We are pushing to add driver support in the mainline kernel for our A72 (ARM64) based BlueField SoC, and after debates decided to use the MELLANOX_PLATFORM option for this.
My colleague is also in the process of upstreaming a driver which makes MELLANOX_PLATFORM depends on ARM64, you can see the patch at https://lore.kernel.org/lkml/1552056084-12137-1-git-send-email-lsun@xxxxxxxxxxxx/
If you want, I can also add the change to this patch, but I would prefer to only have the change in one patch.

>
> > + help
> > + Support for error detection and correction on the
> > + Mellanox BlueField SoCs.
> > +
> > endif # EDAC
>
> This patch needs MAINTAINERS entry so that you can get CCed on bug
> reports.

Done. Added myself.

> > +union MLXBF_EMI_DRAM_ECC_COUNT_u {
>
> No all caps names pls. And no "_u" suffixing - this is not C++.
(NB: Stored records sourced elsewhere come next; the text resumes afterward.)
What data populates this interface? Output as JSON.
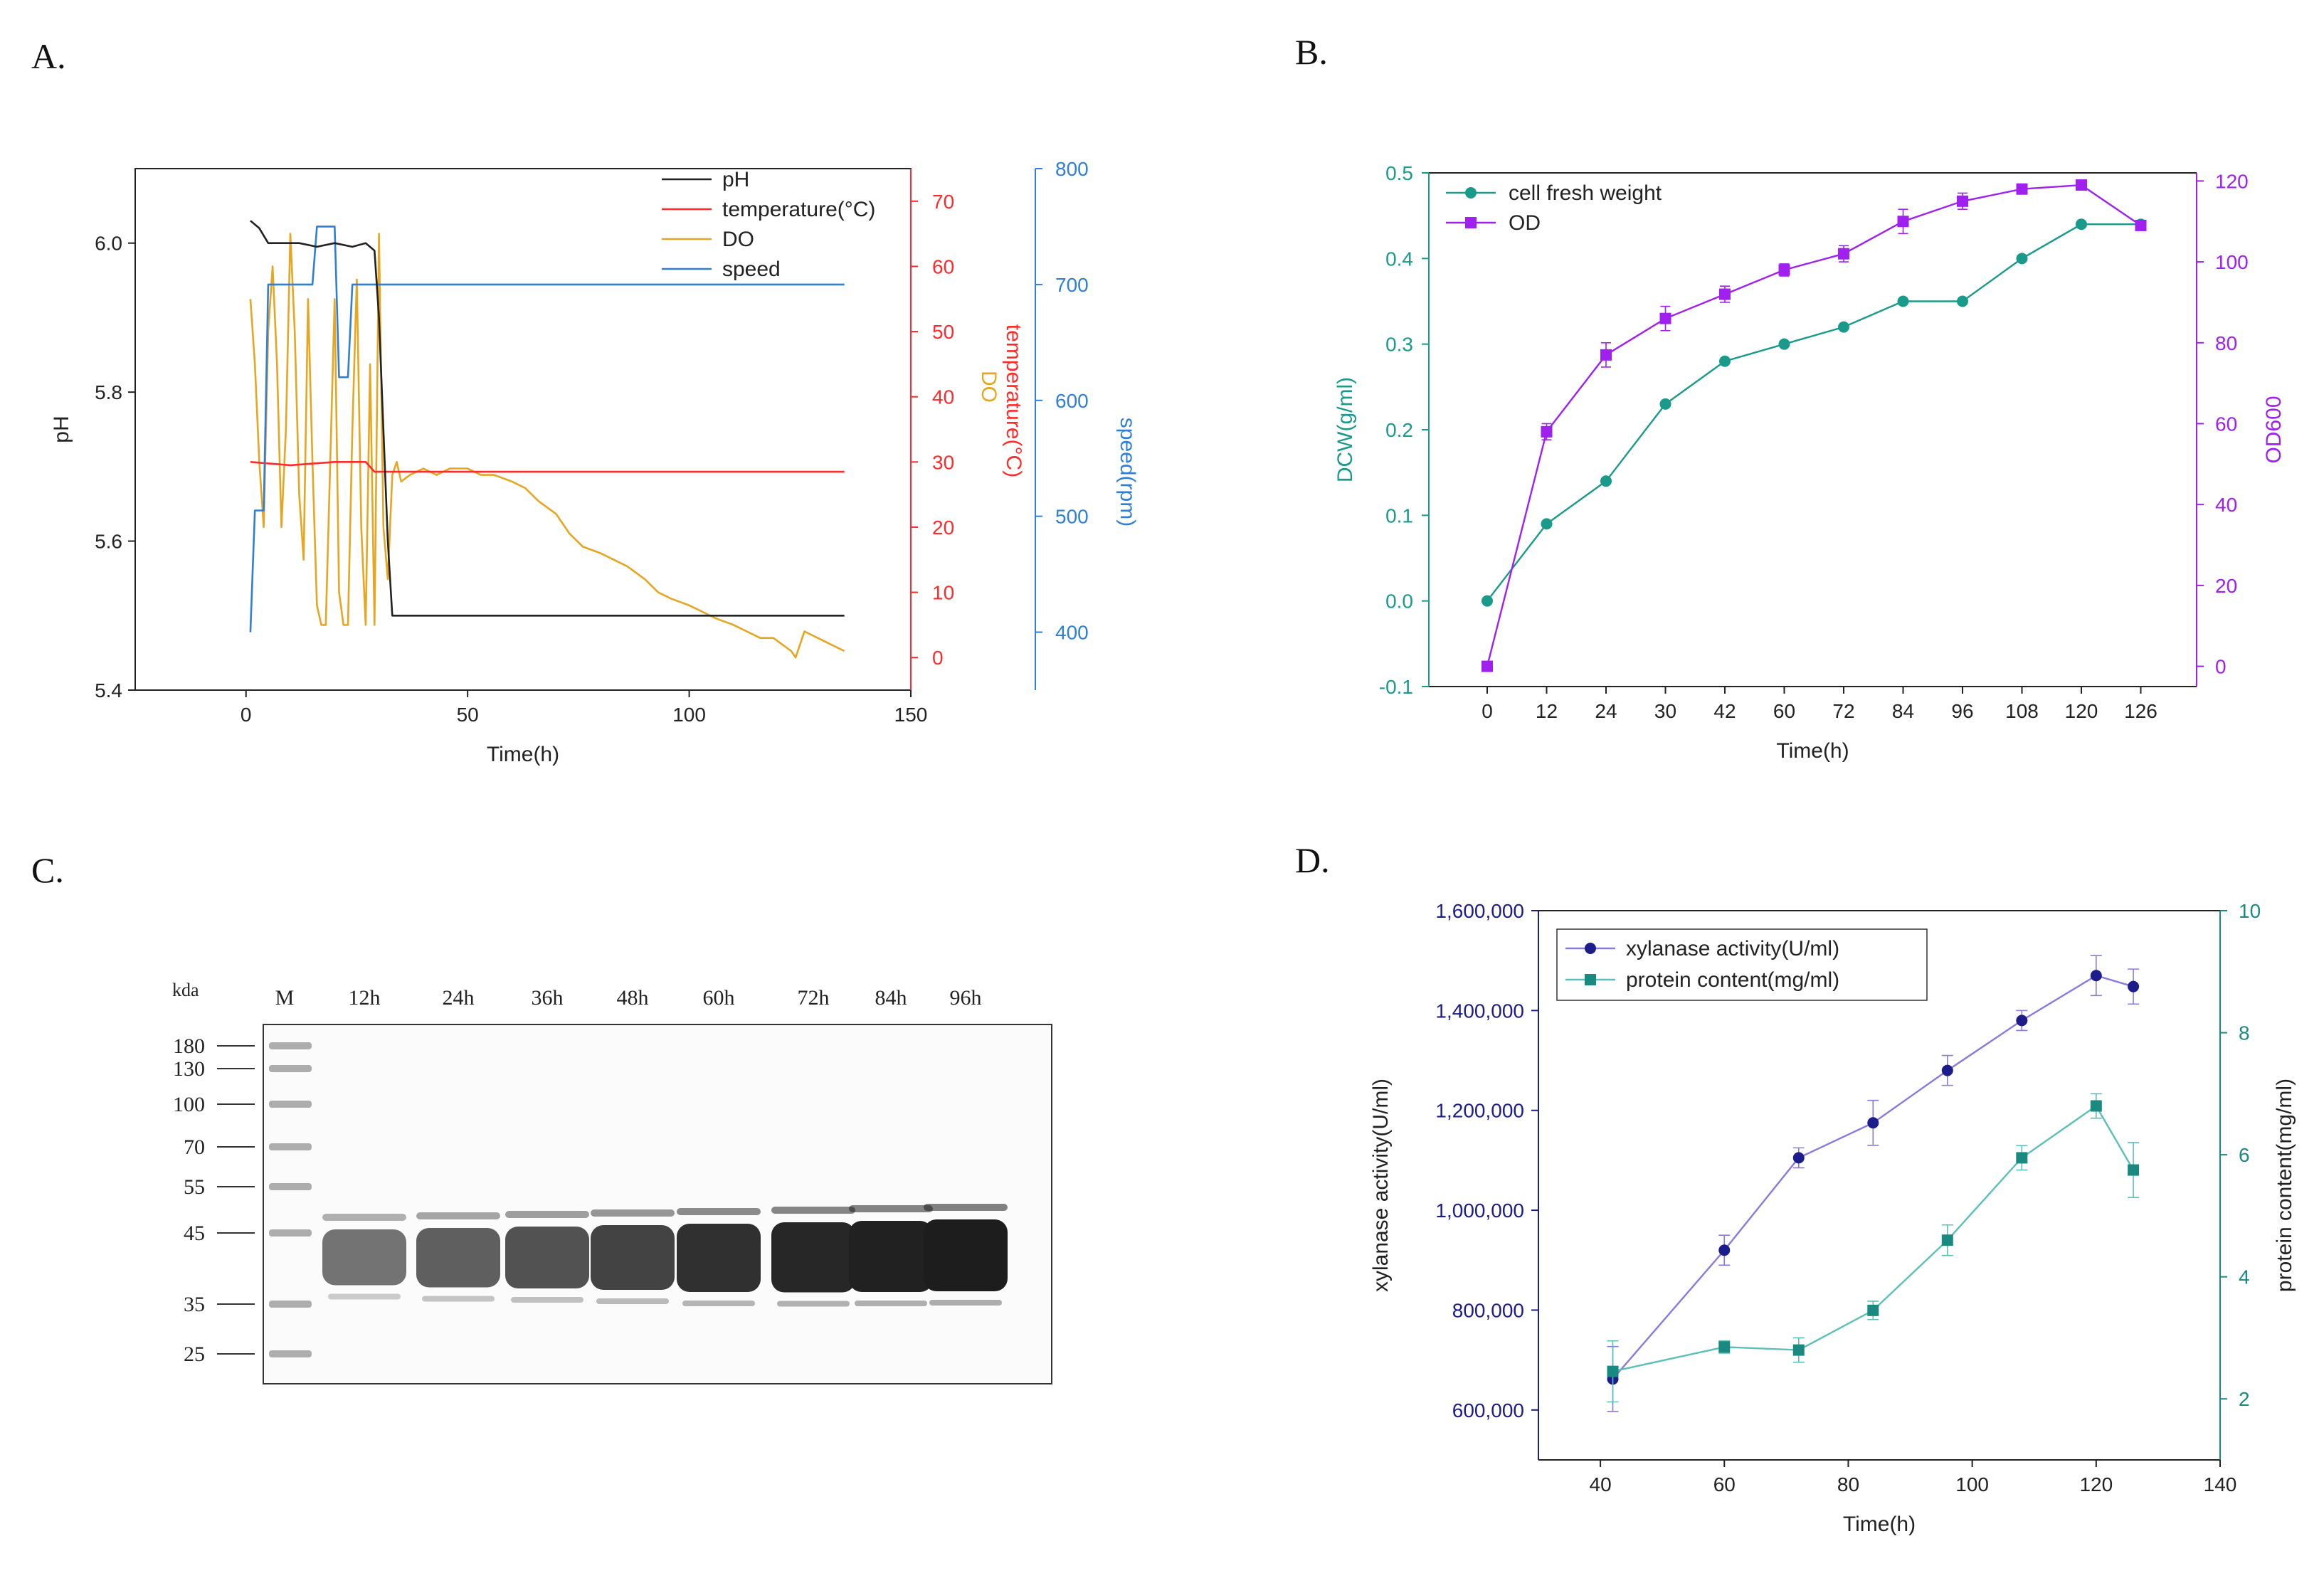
{
  "panels": {
    "a": "A.",
    "b": "B.",
    "c": "C.",
    "d": "D."
  },
  "chart_data": [
    {
      "id": "A",
      "type": "line",
      "xlabel": "Time(h)",
      "xlim": [
        -25,
        150
      ],
      "xticks": [
        0,
        50,
        100,
        150
      ],
      "axes": {
        "ph": {
          "label": "pH",
          "lim": [
            5.4,
            6.1
          ],
          "ticks": [
            5.4,
            5.6,
            5.8,
            6.0
          ],
          "color": "#222222"
        },
        "temp_do": {
          "label_do": "DO",
          "label_temp": "temperature(°C)",
          "lim": [
            -5,
            75
          ],
          "ticks": [
            0,
            10,
            20,
            30,
            40,
            50,
            60,
            70
          ],
          "color": "#ff2a2a"
        },
        "speed": {
          "label": "speed(rpm)",
          "lim": [
            350,
            800
          ],
          "ticks": [
            400,
            500,
            600,
            700,
            800
          ],
          "color": "#2f7fd8"
        }
      },
      "legend_position": "top-right",
      "series": [
        {
          "name": "pH",
          "axis": "ph",
          "color": "#222222",
          "x": [
            1,
            3,
            5,
            8,
            12,
            16,
            20,
            24,
            27,
            29,
            30,
            31,
            32,
            33,
            40,
            60,
            80,
            100,
            120,
            135
          ],
          "y": [
            6.03,
            6.02,
            6.0,
            6.0,
            6.0,
            5.995,
            6.0,
            5.995,
            6.0,
            5.99,
            5.9,
            5.75,
            5.6,
            5.5,
            5.5,
            5.5,
            5.5,
            5.5,
            5.5,
            5.5
          ]
        },
        {
          "name": "temperature(°C)",
          "axis": "temp_do",
          "color": "#ff2a2a",
          "x": [
            1,
            10,
            20,
            27,
            29,
            135
          ],
          "y": [
            30,
            29.5,
            30,
            30,
            28.5,
            28.5
          ]
        },
        {
          "name": "DO",
          "axis": "temp_do",
          "color": "#e6a622",
          "x": [
            1,
            2,
            3,
            4,
            5,
            6,
            7,
            8,
            9,
            10,
            11,
            12,
            13,
            14,
            15,
            16,
            17,
            18,
            19,
            20,
            21,
            22,
            23,
            24,
            25,
            26,
            27,
            28,
            29,
            30,
            31,
            32,
            33,
            34,
            35,
            37,
            40,
            43,
            46,
            50,
            53,
            56,
            60,
            63,
            66,
            70,
            73,
            76,
            80,
            83,
            86,
            90,
            93,
            96,
            100,
            103,
            106,
            110,
            113,
            116,
            119,
            121,
            123,
            124,
            126,
            129,
            132,
            135
          ],
          "y": [
            55,
            45,
            30,
            20,
            50,
            60,
            45,
            20,
            35,
            65,
            50,
            25,
            15,
            55,
            30,
            8,
            5,
            5,
            30,
            55,
            10,
            5,
            5,
            35,
            58,
            20,
            5,
            45,
            5,
            65,
            20,
            12,
            28,
            30,
            27,
            28,
            29,
            28,
            29,
            29,
            28,
            28,
            27,
            26,
            24,
            22,
            19,
            17,
            16,
            15,
            14,
            12,
            10,
            9,
            8,
            7,
            6,
            5,
            4,
            3,
            3,
            2,
            1,
            0,
            4,
            3,
            2,
            1
          ]
        },
        {
          "name": "speed",
          "axis": "speed",
          "color": "#2f7fd8",
          "x": [
            1,
            2,
            3,
            4,
            5,
            6,
            14,
            15,
            16,
            17,
            18,
            19,
            20,
            21,
            22,
            23,
            24,
            25,
            26,
            27,
            135
          ],
          "y": [
            400,
            505,
            505,
            505,
            700,
            700,
            700,
            700,
            750,
            750,
            750,
            750,
            750,
            620,
            620,
            620,
            700,
            700,
            700,
            700,
            700
          ]
        }
      ]
    },
    {
      "id": "B",
      "type": "line",
      "xlabel": "Time(h)",
      "ylabel": "DCW(g/ml)",
      "y2label": "OD600",
      "categories": [
        "0",
        "12",
        "24",
        "30",
        "42",
        "60",
        "72",
        "84",
        "96",
        "108",
        "120",
        "126"
      ],
      "ylim": [
        -0.1,
        0.5
      ],
      "yticks": [
        -0.1,
        0.0,
        0.1,
        0.2,
        0.3,
        0.4,
        0.5
      ],
      "y2lim": [
        -5,
        122
      ],
      "y2ticks": [
        0,
        20,
        40,
        60,
        80,
        100,
        120
      ],
      "legend_position": "top-left",
      "series": [
        {
          "name": "cell fresh weight",
          "axis": "left",
          "color": "#1a9a8a",
          "values": [
            0.0,
            0.09,
            0.14,
            0.23,
            0.28,
            0.3,
            0.32,
            0.35,
            0.35,
            0.4,
            0.44,
            0.44
          ]
        },
        {
          "name": "OD",
          "axis": "right",
          "color": "#a020f0",
          "values": [
            0,
            58,
            77,
            86,
            92,
            98,
            102,
            110,
            115,
            118,
            119,
            109
          ],
          "err": [
            0,
            2,
            3,
            3,
            2,
            1.5,
            2,
            3,
            2,
            1,
            1,
            1
          ]
        }
      ]
    },
    {
      "id": "C",
      "type": "gel",
      "unit_label": "kda",
      "markers": [
        "180",
        "130",
        "100",
        "70",
        "55",
        "45",
        "35",
        "25"
      ],
      "lanes": [
        "M",
        "12h",
        "24h",
        "36h",
        "48h",
        "60h",
        "72h",
        "84h",
        "96h"
      ],
      "band_intensity": [
        0,
        0.45,
        0.55,
        0.62,
        0.7,
        0.8,
        0.85,
        0.88,
        0.9
      ]
    },
    {
      "id": "D",
      "type": "line",
      "xlabel": "Time(h)",
      "ylabel": "xylanase activity(U/ml)",
      "y2label": "protein content(mg/ml)",
      "xlim": [
        30,
        140
      ],
      "xticks": [
        40,
        60,
        80,
        100,
        120,
        140
      ],
      "ylim": [
        500000,
        1600000
      ],
      "yticks": [
        600000,
        800000,
        1000000,
        1200000,
        1400000,
        1600000
      ],
      "ytick_labels": [
        "600,000",
        "800,000",
        "1,000,000",
        "1,200,000",
        "1,400,000",
        "1,600,000"
      ],
      "y2lim": [
        1,
        10
      ],
      "y2ticks": [
        2,
        4,
        6,
        8,
        10
      ],
      "legend_position": "top-left",
      "series": [
        {
          "name": "xylanase activity(U/ml)",
          "axis": "left",
          "color": "#1c1c8a",
          "line_color": "#8a7ae0",
          "x": [
            42,
            60,
            72,
            84,
            96,
            108,
            120,
            126
          ],
          "y": [
            662000,
            920000,
            1105000,
            1175000,
            1280000,
            1380000,
            1470000,
            1448000
          ],
          "err": [
            65000,
            30000,
            20000,
            45000,
            30000,
            20000,
            40000,
            35000
          ]
        },
        {
          "name": "protein content(mg/ml)",
          "axis": "right",
          "color": "#1a8a80",
          "line_color": "#5bc0b8",
          "x": [
            42,
            60,
            72,
            84,
            96,
            108,
            120,
            126
          ],
          "y": [
            2.45,
            2.85,
            2.8,
            3.45,
            4.6,
            5.95,
            6.8,
            5.75
          ],
          "err": [
            0.5,
            0.1,
            0.2,
            0.15,
            0.25,
            0.2,
            0.2,
            0.45
          ]
        }
      ]
    }
  ]
}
Done. Removed the _u suffix and changed all union declarations to lower case.

> > + struct {
> > + /* ECC single errors counter */
> > + u32 single_error_count : 16;
>
> You have excessive comments for members whose names already describe
> what they are. Remove the comments and descrease the clutter this way.
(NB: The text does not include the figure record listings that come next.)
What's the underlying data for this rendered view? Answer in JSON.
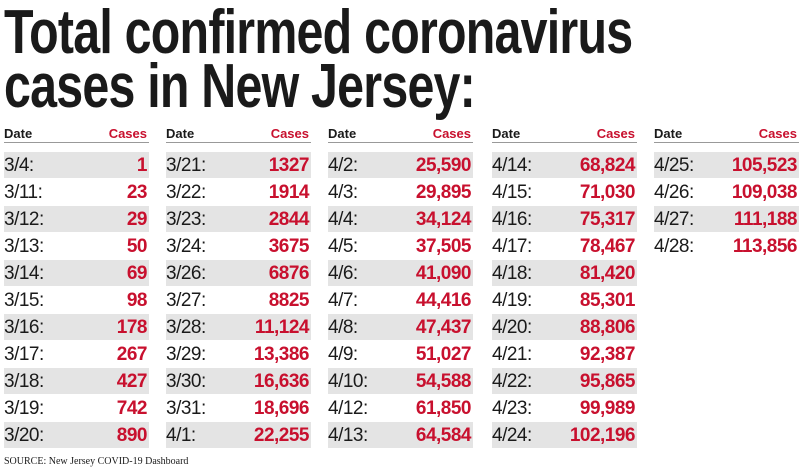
{
  "header": {
    "title_lines": [
      "Total confirmed coronavirus",
      "cases in New Jersey:"
    ]
  },
  "columns": [
    {
      "date_header": "Date",
      "cases_header": "Cases",
      "rows": [
        [
          "3/4:",
          "1"
        ],
        [
          "3/11:",
          "23"
        ],
        [
          "3/12:",
          "29"
        ],
        [
          "3/13:",
          "50"
        ],
        [
          "3/14:",
          "69"
        ],
        [
          "3/15:",
          "98"
        ],
        [
          "3/16:",
          "178"
        ],
        [
          "3/17:",
          "267"
        ],
        [
          "3/18:",
          "427"
        ],
        [
          "3/19:",
          "742"
        ],
        [
          "3/20:",
          "890"
        ]
      ]
    },
    {
      "date_header": "Date",
      "cases_header": "Cases",
      "rows": [
        [
          "3/21:",
          "1327"
        ],
        [
          "3/22:",
          "1914"
        ],
        [
          "3/23:",
          "2844"
        ],
        [
          "3/24:",
          "3675"
        ],
        [
          "3/26:",
          "6876"
        ],
        [
          "3/27:",
          "8825"
        ],
        [
          "3/28:",
          "11,124"
        ],
        [
          "3/29:",
          "13,386"
        ],
        [
          "3/30:",
          "16,636"
        ],
        [
          "3/31:",
          "18,696"
        ],
        [
          "4/1:",
          "22,255"
        ]
      ]
    },
    {
      "date_header": "Date",
      "cases_header": "Cases",
      "rows": [
        [
          "4/2:",
          "25,590"
        ],
        [
          "4/3:",
          "29,895"
        ],
        [
          "4/4:",
          "34,124"
        ],
        [
          "4/5:",
          "37,505"
        ],
        [
          "4/6:",
          "41,090"
        ],
        [
          "4/7:",
          "44,416"
        ],
        [
          "4/8:",
          "47,437"
        ],
        [
          "4/9:",
          "51,027"
        ],
        [
          "4/10:",
          "54,588"
        ],
        [
          "4/12:",
          "61,850"
        ],
        [
          "4/13:",
          "64,584"
        ]
      ]
    },
    {
      "date_header": "Date",
      "cases_header": "Cases",
      "rows": [
        [
          "4/14:",
          "68,824"
        ],
        [
          "4/15:",
          "71,030"
        ],
        [
          "4/16:",
          "75,317"
        ],
        [
          "4/17:",
          "78,467"
        ],
        [
          "4/18:",
          "81,420"
        ],
        [
          "4/19:",
          "85,301"
        ],
        [
          "4/20:",
          "88,806"
        ],
        [
          "4/21:",
          "92,387"
        ],
        [
          "4/22:",
          "95,865"
        ],
        [
          "4/23:",
          "99,989"
        ],
        [
          "4/24:",
          "102,196"
        ]
      ]
    },
    {
      "date_header": "Date",
      "cases_header": "Cases",
      "rows": [
        [
          "4/25:",
          "105,523"
        ],
        [
          "4/26:",
          "109,038"
        ],
        [
          "4/27:",
          "111,188"
        ],
        [
          "4/28:",
          "113,856"
        ]
      ]
    }
  ],
  "source": "SOURCE: New Jersey COVID-19 Dashboard"
}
Sorry, this was autogenerated from the register hardware definitions. Removed all except for the ECC syndrome one as it does have added information of saying it's error bit according to the Hamming code.

>
> > +union MLXBF_EMI_DRAM_ECC_ERROR_u {
> > + struct {
> > + /* 1 - ECC single error from DRAM wrapper x. */
>
> What's a "DRAM wrapper x" which is being mentioned here and there?
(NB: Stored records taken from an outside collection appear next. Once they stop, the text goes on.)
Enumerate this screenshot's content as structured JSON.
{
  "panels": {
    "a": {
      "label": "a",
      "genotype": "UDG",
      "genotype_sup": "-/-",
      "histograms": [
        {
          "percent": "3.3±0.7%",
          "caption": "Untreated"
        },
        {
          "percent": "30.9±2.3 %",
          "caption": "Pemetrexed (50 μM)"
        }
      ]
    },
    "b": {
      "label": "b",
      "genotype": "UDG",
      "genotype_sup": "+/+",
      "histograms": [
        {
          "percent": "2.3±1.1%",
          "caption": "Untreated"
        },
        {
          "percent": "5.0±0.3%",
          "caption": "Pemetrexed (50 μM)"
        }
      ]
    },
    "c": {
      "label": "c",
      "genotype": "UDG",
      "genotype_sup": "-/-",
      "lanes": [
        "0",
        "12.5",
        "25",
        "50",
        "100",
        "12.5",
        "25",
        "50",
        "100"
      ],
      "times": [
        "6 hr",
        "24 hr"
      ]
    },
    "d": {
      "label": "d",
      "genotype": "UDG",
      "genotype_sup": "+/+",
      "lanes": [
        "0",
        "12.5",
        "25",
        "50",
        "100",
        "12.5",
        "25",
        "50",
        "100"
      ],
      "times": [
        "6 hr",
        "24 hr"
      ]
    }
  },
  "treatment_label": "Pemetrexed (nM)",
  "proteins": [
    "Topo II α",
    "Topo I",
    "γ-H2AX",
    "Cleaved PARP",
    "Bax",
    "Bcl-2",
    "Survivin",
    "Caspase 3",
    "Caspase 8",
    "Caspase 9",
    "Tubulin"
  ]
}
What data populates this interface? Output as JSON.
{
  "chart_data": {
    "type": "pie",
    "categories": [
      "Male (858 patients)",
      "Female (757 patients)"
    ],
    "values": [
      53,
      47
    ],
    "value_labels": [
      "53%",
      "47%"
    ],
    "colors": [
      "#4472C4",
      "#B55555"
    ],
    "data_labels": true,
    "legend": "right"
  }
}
Sorry about this, removed. It would be more confusing if just left here.
The story is this hardware IP was originally used for the Ezchip NPS memory controller where there were a lot of separate DRAM groups or "wrappers", and each bit here would corresponding to one of it. But when moving to BlueField it was decided to get rid of all these wrappers. But apparently the description wasn't updated.

> > + u32 dram_ecc_single : 1;
> > + /* Reserved. */
> All those "Reserved" comments are completely useless.
All removed.
> > + * Retrieve information about DIMM on a certaion slot.
> ^^^^^^^^
> Run your whole patch through a spellchecker.
Good tip. Run it through aspell. Though there are a lot of false positives, especially for the git hashes. Any tips on this?
BTW, it did pick up "syndrom" as an error where the correct spelling is "syndrome". But the hardware register is named that way so I kept that alone.
> > + if (edec.single_error_count != 0) {
> if (edec.single_error_count) {
> is enough. Below too.
Done.
> > + if (smc_info.size_GB == 0) {
>
> if (!...
>
Done

> > + /* Only POLL mode supported so far. */
> > + edac_op_state = EDAC_OPSTATE_POLL;
>
> This needs to happen *last* in this function, when everything else succeeds.
>
Done
> > + if (mci == NULL)
>
> if (!mci)
>
Done

Thanks for your comments! Just posted a V2 patch addressing them.